Виктор был разочарован и раздражен этой задержкой, хоть и ликовал, потому что снова правильно угадал, вцепившись в меня мертвой хваткой. И потому что был близок к цели.

Пока он скручивал последний косячок, я шарила в вещах Мирей в поисках куртки - на улице зверски похолодало. Потом пошла в ванную, причесалась, не забыв вычистить из щетки свои волосы. Я не торопилась - в конце концов, мы оба уже оделись и вид был вполне пристойный.

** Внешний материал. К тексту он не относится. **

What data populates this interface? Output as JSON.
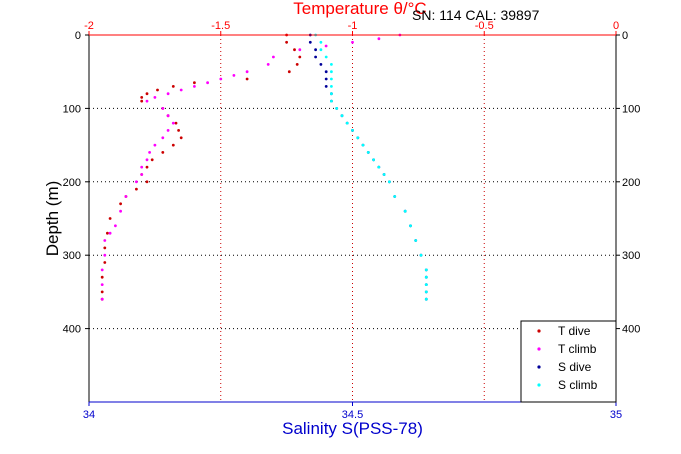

Я улыбнулась своему отражению в зеркале: надо же, глаза блестят, как у нее, стали такими большими, светлыми, блестящими… На раковине валялись шпильки Мирей, я машинально взяла несколько, закрутила волосы в пучок, нашла, что мне идет - вид такой благородный и шея длинная и тонкая.

Мы покурили. Виктор был чертовски доволен. Я тоже, потому что рассуждал он об одном: как все будет шоколадно, когда мы достанем третью дискету. Миленькие истории, бодрые обещания… Мне трудно было поверить, что вся эта куча счастья достанется мне задарма плюс к той радости, которой он меня научил. Но я потихоньку привыкала, природная недоверчивость таяла.

2.00

Черная ночь, лестницы на улице Дидро, Саид и Масео спускаются, я поднимаюсь. На середине мы встречаемся, и я спрашиваю, улыбаясь:

- Полюбил гулять по ночам?

- Перестал спать…

- Сиди дома, читай книжку…

Вид у Саида и вправду был усталый, улыбался он через силу, в глаза мне не смотрел, как будто стыдился того, что его уличили в бессоннице. Я предложила:

- Я тоже заснуть не могу, а домой идти не хочется. Давай, что ли, погуляем вместе?

Сначала мы шли молча, испытывая некоторую неловкость, но постепенно воздух квартала успокоил нас, утешил, обнял, и мы пустились в свой ночной дозор: лестница за лестницей, площадка за площадкой…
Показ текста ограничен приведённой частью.